Friday, November 21, 2014

Tiny Data...

I came across this interesting post about building a Bayesian model with careful specification of priors. The problem is that they have "tiny" data. So the priors play an important role in the analysis.

I liked this idea of "tiny" data. The rush to solve problems for "big data" has obscured the fact that are interesting problems for situations where you don't have much data.

Frost Hubbard and I looked at a related problem in a recently published article. We look at the problem of estimating response propensities during data collection. In the early part of the data collection, we don't have much data to estimate these models. As a result, we would like to use "prior" data from another study. However, this prior information needs to be well-matched to the current study -- i.e. have the same design features, at least approximately.

This doesn't always work. For example, I might have a new study with a different incentive than I've used before. How do I estimate the impact of that incentive early on? This is like the "tiny" data problem. It makes sense to try and formalize our prior information (in the case of a new design feature like the incentive example). This is usually a combination of expert opinion and literature review.

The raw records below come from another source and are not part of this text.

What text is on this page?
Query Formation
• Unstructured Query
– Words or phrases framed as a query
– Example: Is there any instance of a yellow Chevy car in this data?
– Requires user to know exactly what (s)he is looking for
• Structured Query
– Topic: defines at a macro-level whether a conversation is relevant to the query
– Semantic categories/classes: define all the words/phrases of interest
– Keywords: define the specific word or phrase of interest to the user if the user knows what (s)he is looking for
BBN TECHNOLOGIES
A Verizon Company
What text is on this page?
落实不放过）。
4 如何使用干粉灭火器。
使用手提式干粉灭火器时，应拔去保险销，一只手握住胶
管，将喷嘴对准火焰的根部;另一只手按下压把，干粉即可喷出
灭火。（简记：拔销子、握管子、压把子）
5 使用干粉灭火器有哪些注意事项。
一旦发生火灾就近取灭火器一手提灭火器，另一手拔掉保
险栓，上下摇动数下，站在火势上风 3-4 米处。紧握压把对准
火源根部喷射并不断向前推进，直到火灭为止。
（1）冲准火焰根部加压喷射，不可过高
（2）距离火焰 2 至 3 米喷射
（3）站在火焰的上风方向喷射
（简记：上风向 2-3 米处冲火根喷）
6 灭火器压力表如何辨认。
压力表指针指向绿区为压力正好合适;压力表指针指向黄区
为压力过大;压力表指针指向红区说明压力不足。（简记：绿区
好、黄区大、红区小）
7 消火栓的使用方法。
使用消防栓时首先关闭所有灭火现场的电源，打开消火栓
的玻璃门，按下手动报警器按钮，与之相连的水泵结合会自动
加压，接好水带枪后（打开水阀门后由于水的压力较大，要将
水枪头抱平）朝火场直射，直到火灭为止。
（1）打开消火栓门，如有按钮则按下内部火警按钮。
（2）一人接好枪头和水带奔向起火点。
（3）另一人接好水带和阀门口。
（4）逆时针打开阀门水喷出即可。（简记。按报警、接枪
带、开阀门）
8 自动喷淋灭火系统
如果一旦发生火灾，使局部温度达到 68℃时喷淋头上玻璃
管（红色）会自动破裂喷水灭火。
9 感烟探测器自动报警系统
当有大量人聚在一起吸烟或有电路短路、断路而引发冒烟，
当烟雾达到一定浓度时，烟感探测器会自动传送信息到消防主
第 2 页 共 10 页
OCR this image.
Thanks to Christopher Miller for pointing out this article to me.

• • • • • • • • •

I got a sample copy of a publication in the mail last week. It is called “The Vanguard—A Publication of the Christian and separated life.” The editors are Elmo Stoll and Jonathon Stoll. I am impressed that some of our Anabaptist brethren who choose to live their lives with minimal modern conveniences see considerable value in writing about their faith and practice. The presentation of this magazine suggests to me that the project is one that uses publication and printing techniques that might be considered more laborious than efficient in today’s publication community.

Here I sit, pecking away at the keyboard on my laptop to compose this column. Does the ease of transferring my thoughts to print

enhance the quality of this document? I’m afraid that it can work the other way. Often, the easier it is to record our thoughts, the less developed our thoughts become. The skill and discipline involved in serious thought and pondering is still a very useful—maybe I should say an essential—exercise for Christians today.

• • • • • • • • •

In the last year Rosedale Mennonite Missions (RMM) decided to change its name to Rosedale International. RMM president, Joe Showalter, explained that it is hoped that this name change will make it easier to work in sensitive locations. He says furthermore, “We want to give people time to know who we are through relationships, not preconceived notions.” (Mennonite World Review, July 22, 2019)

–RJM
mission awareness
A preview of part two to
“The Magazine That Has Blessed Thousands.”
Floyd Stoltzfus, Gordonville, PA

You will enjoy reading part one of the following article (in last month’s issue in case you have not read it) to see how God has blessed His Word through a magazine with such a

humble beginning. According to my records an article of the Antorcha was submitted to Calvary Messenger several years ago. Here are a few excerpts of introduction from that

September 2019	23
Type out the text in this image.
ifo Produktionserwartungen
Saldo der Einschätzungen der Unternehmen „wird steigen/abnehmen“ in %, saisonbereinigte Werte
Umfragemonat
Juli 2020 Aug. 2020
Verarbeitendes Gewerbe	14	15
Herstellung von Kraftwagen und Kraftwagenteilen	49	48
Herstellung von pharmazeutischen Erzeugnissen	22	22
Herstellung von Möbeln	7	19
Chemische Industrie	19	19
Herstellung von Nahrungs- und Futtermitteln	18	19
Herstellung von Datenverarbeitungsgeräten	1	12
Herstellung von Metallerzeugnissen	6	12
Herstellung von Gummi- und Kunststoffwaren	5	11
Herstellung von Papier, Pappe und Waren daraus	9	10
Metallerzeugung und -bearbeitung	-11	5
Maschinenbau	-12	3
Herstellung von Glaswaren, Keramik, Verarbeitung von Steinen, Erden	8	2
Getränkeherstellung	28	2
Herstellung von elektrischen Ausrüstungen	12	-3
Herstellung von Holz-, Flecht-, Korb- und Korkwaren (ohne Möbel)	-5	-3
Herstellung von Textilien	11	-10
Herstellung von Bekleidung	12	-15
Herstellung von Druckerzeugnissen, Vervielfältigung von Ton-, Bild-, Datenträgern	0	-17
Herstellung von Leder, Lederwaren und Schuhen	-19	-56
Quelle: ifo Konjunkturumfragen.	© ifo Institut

I would argue that turning this information into a formal Bayesian prior is useful for a couple of reasons. First, it gives us a way to learn whether our priors and methods for forming them are adequate. Second, it gives us a way to generalize our knowledge across surveys. Otherwise, the expert judgments aren't quantified in a way that others can easily use.

Friday, November 14, 2014

Interviewer Travel and New Forms of Data

The Director of the Census Bureau, John Thompson, recently blogged about a field test for the 2020 Decennial Census Nonresponse Follow-up. They are testing a number of new features, including the use of smartphones in data collection.

I've been working with GPS data from smartphones used by field interviewers. The data are complex, but may offer new insights into interviewer travel. Think of travel as a broad concept -- it's not just an expense or efficiency issue. The order in which calls are made may also relate to field outcomes like contact and response rates.

Perhaps these GPS data can help us understand how interviewers currently make decisions about how to work their sample. For example, do they move past sampled housing units when they first arrive to the area segment? Is this action associated with higher contact rates?

Of course, travel is also an expense or efficiency issue. I wouldn't want pushing for more efficient travel to interfere with other aspects of the process. For example, driving through an area segment might seem like inefficient travel. But if it improves outcomes, it actually increases efficiency.